Thirty minutes later, Olivia was in bed with Helmut sprawled on his back at the foot of it. She knew by morning, he’d be sleeping beside her, his head on the pillow next to hers, sometimes with the covers pulled to his neck. How he managed that, she didn’t know. She’d emailed photos of him snoring on his back to her family and friends. She remembered Mike laughing his head off. He’d met Helmut, thrown a football for him, roughhoused with him. Olivia sighed, forced herself to turn it off. She had to get well, and that meant long stretches of rest.
Olivia was sleeping deeply when she was jerked awake by a low growl from Helmut against her cheek. She laid her palm on his neck, whispered, “What is it? What did you hear?” She’d seen several foxes racing through the trees by the park at night. But Helmut was trained and he was smart. It didn’t matter that she lived in a quiet neighborhood, she wasn’t going to ignore his warning. It had been drilled into her at the Farm, when she’d first joined the CIA, to be cautious, to always double-check. Olivia slipped out of bed, pulled on her wool robe and sneakers, picked up her Glock from beside her cell phone on the bedside table, and walked slowly to the living room, Helmut as silent as a ghost at her heels, as he’d been trained. She went down on her knees and gently lifted the bottom edge of the drapery with the muzzle of her Glock, looked outside. It was dark, no moon or stars to give her any light. She scanned the trees out toward the park. Helmut’s tail thumped on the floor. Time passed. She was turning to pet him when she saw a quick flash of light, gone in an instant, as if a palm had quickly covered a flashlight. Her brain went to red alert. She was immediately operational. Someone was out there, and that was all she needed to know. She eased down the drapery, moved away from the window, Helmut beside her.
She dressed quickly in sweats and boots, shrugged on a thick dark overcoat, pulled a black watch cap out of her coat pocket and covered her hair. She realized she was shaking from the damnable weakness and cursed her body. Didn’t matter, she’d gut it out, find out who was out there. Olivia went down on her knees and looked into Helmut’s eyes. “You’ve done your job. This isn’t practice. Stay, sit quietly until I tell you to come.” He immediately sat on his haunches, but he didn’t look happy. She gave him a quick squeeze and moved as quickly as her body allowed through the kitchen, threw the dead bolt, and eased out the back door.
Olivia walked quietly around the side of the house, her Glock at the ready. There was only a slight wind, barely stirring the stark branches of the red oak trees, but it was icy cold, hovering toward freezing.

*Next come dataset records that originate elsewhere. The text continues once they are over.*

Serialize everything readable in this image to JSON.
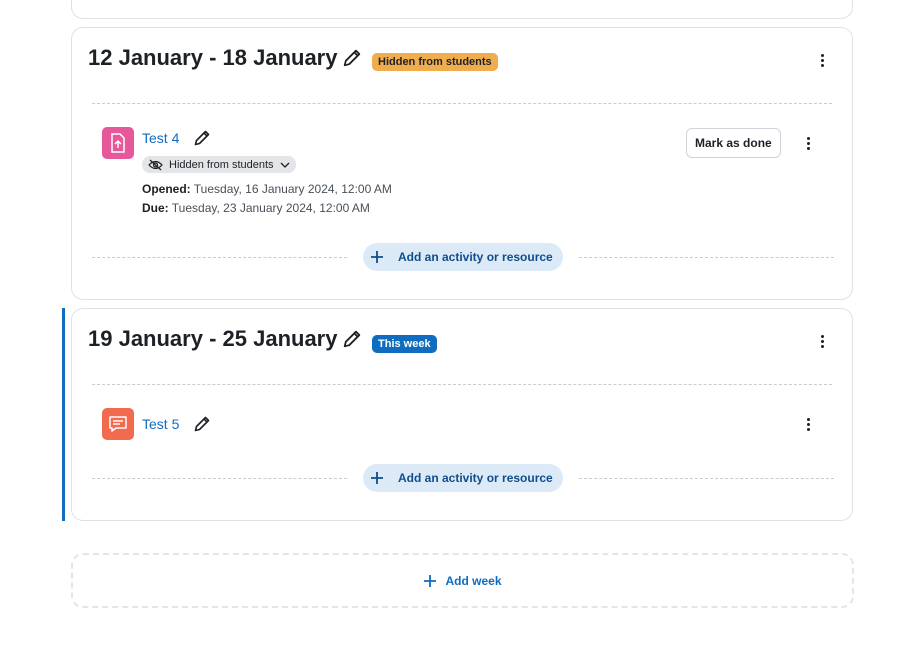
{
  "sections": [
    {
      "title": "12 January - 18 January",
      "badge": "Hidden from students",
      "activities": [
        {
          "name": "Test 4",
          "icon": "assignment-icon",
          "visibility": "Hidden from students",
          "dates": [
            {
              "label": "Opened:",
              "value": "Tuesday, 16 January 2024, 12:00 AM"
            },
            {
              "label": "Due:",
              "value": "Tuesday, 23 January 2024, 12:00 AM"
            }
          ],
          "completion_button": "Mark as done"
        }
      ],
      "add_label": "Add an activity or resource"
    },
    {
      "title": "19 January - 25 January",
      "badge": "This week",
      "activities": [
        {
          "name": "Test 5",
          "icon": "forum-icon"
        }
      ],
      "add_label": "Add an activity or resource"
    }
  ],
  "add_week_label": "Add week",
  "colors": {
    "primary": "#0f6cbf",
    "hidden_badge": "#f0ad4e",
    "assignment_icon_bg": "#e6589a",
    "forum_icon_bg": "#f26b4f",
    "current_week_bar": "#0f6cbf"
  }
}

She stopped at the front corner of her house, eased down on her knees, looked toward where she’d spotted the flash of light.
She quieted her breathing and eased herself into the night sounds around her, listening for anything that didn’t belong. And she heard it, a man’s voice speaking a few words of English in a near whisper before he switched to Farsi. She strained to make out his words, but couldn’t.
Another man whispered back in English, but again his words were muffled, indistinct. Then she heard them moving toward the house.
Olivia’s blood pumped hot and wild but her brain was calm, focused. She went down flat on her belly so there was no chance they’d see her. She smiled. Come to Mama, boys.
When the two dark shadows reached the front door, they tried to avoid the porch light but she saw both were dressed in black, their faces covered, and both carried guns with suppressors. Olivia slowly rose and shouted, “Drop your weapons. You know who I am, and you know I will shoot you.”
The taller man dropped to his knees and fired until his magazine was empty, but she was already belly-flat against the ground again and the shots went well above her. She fired twice, watched him fall beside the front steps. The other man was backing up fast, firing, then he turned and ran back into the trees. She fired after him, but she didn’t hit him.